At a PSA Nationwide Seminar I attended yesterday I was so happy when the presenter gave me the opening for this post. He said, "without good extension, a skater has no power and no control."
I tell my students that extension is the end of any movement. That means that you have to find the end of each movement, and take it all the way to that point, then let it stop there for a moment.
One of the biggest "tells" of an inexperienced skater is that their movements never seem to have a "there." They'll leave a slightly bent knee, or any unpointed toe, a mushy jump set up, or step out of a landing too quickly. You can spot the strong, experienced skaters by their moments of stillness-- watch the end of a cross-over or a stroke. A good skater will wait just a hair before shifting to the next position. They're wringing every bit of power out of each push, each check, each moment at its very end.
Extension is one of the hardest things to teach low level skaters, because it's fussy and confusing. Kids today have zero muscle tone; I'm continuously astonished at the poor mid-body (core) control that children have. They're super smart these days, but they're a bunch of marshmallows when it comes to strength. And extension requires strength-- strong extension is actually a form of weight bearing exercise, focusing on proper muscle contraction (think about it-- your extended knee is caused by the flexing, not the extending, of the quad muscles).
The classic extension moves in skating are stroking, cross overs, and spirals, and every Moves in the Field test features these moves with a major focus on extension. I would like to see, and be able to spend more time on, the concept of extension in Learn To Skate/Basic Skills classes, but the set curricula of these programs neither emphasize nor support using class time for this, and the "move to the next level" mentality of coaches, parents, and management at most rinks cannot support holding someone back at Alpha/Basic 4 because of poor extension. As one cynical coach said to me "means more lessons when they start learning Moves." (Think about this, parents-- if you would stop getting your knickers in a twist over your kid passing Alpha, maybe you'd be saving money down the line in private Moves lessons. Just sayin'.)
You can teach extension from the very youngest children, though. With tots, have them stretch their hands over their heads, then run your hands just out of reach and have them stretch up as high as they can trying to touch you. With beginners, have them do "penguin walking" where the knees are stiff, the heels are together and toes apart-- this teaches them the muscles they need to contract to extend their knees as well as keeping them off their toe picks. You can also play swizzle games for extension-- doing swizzles with knees only bent, and with knees only straight; the widest and/or longest swizzle you can make and still pull back in, holding deep half-swizzle pumps. Holding half swizzle pumps and undercut pumps is also a good way to teach extension in cross overs.

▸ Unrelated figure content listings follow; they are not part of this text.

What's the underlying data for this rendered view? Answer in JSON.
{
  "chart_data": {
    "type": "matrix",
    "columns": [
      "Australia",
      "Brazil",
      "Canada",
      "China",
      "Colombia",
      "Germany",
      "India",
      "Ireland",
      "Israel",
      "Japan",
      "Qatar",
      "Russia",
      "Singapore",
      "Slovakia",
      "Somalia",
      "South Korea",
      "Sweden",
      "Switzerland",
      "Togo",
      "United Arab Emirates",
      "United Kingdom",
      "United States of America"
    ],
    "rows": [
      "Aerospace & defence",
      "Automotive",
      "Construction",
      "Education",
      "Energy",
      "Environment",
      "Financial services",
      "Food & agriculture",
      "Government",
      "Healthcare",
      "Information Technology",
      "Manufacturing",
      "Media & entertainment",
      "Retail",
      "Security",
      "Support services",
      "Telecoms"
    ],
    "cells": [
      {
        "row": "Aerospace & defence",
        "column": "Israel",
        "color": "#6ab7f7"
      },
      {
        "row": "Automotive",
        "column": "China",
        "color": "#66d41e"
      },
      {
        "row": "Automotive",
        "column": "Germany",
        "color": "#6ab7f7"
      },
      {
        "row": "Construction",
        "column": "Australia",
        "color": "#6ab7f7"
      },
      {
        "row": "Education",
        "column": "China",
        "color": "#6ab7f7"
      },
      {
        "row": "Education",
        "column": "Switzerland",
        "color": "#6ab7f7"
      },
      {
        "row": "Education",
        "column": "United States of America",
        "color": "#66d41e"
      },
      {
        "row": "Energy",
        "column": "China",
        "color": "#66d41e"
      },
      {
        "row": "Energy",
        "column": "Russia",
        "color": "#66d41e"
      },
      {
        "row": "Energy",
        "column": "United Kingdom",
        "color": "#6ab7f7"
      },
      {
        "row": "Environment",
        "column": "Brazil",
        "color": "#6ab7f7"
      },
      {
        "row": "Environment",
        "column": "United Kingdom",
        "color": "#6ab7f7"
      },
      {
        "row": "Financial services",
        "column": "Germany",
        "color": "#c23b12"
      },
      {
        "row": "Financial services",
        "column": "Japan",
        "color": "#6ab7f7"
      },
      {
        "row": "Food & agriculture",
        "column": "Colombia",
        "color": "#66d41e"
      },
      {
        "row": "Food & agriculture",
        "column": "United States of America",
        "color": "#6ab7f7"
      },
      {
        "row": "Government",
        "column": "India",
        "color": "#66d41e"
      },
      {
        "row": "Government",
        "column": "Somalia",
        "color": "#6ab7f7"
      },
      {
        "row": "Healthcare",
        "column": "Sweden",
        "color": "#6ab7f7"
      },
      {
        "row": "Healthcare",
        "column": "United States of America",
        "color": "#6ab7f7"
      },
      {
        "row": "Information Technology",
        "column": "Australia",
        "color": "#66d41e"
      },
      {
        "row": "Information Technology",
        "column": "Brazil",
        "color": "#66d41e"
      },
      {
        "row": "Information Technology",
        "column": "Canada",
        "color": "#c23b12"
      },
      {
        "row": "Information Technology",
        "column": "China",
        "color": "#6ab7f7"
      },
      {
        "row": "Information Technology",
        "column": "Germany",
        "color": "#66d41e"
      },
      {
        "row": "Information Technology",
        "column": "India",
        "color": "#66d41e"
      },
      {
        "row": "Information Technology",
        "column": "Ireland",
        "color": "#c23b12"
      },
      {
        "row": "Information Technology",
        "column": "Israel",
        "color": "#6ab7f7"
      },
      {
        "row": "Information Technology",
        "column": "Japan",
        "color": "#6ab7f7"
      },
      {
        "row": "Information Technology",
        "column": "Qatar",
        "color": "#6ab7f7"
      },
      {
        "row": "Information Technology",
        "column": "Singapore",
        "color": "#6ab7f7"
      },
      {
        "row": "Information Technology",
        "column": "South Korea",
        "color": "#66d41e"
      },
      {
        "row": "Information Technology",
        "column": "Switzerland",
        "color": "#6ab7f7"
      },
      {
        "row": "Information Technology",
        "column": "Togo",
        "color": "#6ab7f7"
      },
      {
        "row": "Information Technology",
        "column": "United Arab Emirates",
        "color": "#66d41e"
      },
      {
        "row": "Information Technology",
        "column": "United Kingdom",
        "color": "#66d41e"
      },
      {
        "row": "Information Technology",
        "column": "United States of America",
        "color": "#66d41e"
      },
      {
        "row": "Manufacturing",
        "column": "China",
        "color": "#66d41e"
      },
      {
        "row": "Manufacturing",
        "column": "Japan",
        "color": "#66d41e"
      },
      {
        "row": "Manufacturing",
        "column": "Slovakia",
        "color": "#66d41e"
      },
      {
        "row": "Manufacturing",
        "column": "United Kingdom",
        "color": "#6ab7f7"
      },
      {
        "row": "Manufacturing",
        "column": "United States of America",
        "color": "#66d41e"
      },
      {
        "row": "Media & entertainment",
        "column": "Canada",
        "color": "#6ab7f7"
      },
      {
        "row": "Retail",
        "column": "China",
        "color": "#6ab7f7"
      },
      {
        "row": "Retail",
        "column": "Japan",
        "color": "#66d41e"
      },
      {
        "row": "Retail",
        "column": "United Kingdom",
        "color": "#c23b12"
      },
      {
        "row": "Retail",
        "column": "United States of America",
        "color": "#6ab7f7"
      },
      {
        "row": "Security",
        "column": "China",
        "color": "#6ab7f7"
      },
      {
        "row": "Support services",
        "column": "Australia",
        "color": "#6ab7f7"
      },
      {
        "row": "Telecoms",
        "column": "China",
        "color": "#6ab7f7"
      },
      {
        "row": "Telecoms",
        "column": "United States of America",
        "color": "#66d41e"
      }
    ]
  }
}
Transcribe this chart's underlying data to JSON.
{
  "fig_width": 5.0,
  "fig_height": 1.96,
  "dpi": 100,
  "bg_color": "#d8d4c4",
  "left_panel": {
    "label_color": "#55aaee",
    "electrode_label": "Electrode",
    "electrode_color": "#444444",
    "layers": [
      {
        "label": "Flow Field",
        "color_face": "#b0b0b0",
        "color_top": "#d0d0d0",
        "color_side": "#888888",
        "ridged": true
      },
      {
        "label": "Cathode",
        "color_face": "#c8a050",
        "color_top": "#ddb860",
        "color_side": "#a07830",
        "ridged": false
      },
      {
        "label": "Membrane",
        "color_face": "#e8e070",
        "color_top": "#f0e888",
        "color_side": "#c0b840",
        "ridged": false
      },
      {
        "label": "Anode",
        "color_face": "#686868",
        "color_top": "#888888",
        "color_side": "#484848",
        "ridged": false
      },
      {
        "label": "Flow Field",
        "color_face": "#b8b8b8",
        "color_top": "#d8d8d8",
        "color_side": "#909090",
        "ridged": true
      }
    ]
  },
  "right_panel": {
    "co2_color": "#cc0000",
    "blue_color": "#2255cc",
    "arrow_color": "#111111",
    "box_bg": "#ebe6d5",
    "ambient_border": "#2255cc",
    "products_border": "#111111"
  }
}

Extension doesn't happen only in the legs, of course. All the extremities need to have that sense of length--arms, legs, neck. I call a nicely extended neck "snotty skater girl" position, and when I say that, every kid automatically does it right. I love using ballet arms to teach extension. Have the skaters do swizzles, with a different ballet position, one through five, for each push. With more advanced skaters try this with stroking, which then adds extension of the leg.
The best place to teach extension, however, is off-ice, where you remove forward movement as a factor. I think with recreational skaters we spend so much time telling them to bend their knees that when we suddenly say, okay now unbend it, it just does not compute.
Extension is what makes skating beautiful. Personally, I think of all the artistic athletic forms-- skating, gymnastics, ballet-- skating has the most aesthetically pleasing tradition of extension. There's none of the hyper-extended sensibility of ballet, and until recently, none of the contortionist excesses of gymnastics.
Extension in skating is simply where the movement ends. Hold that moment; it's lovely.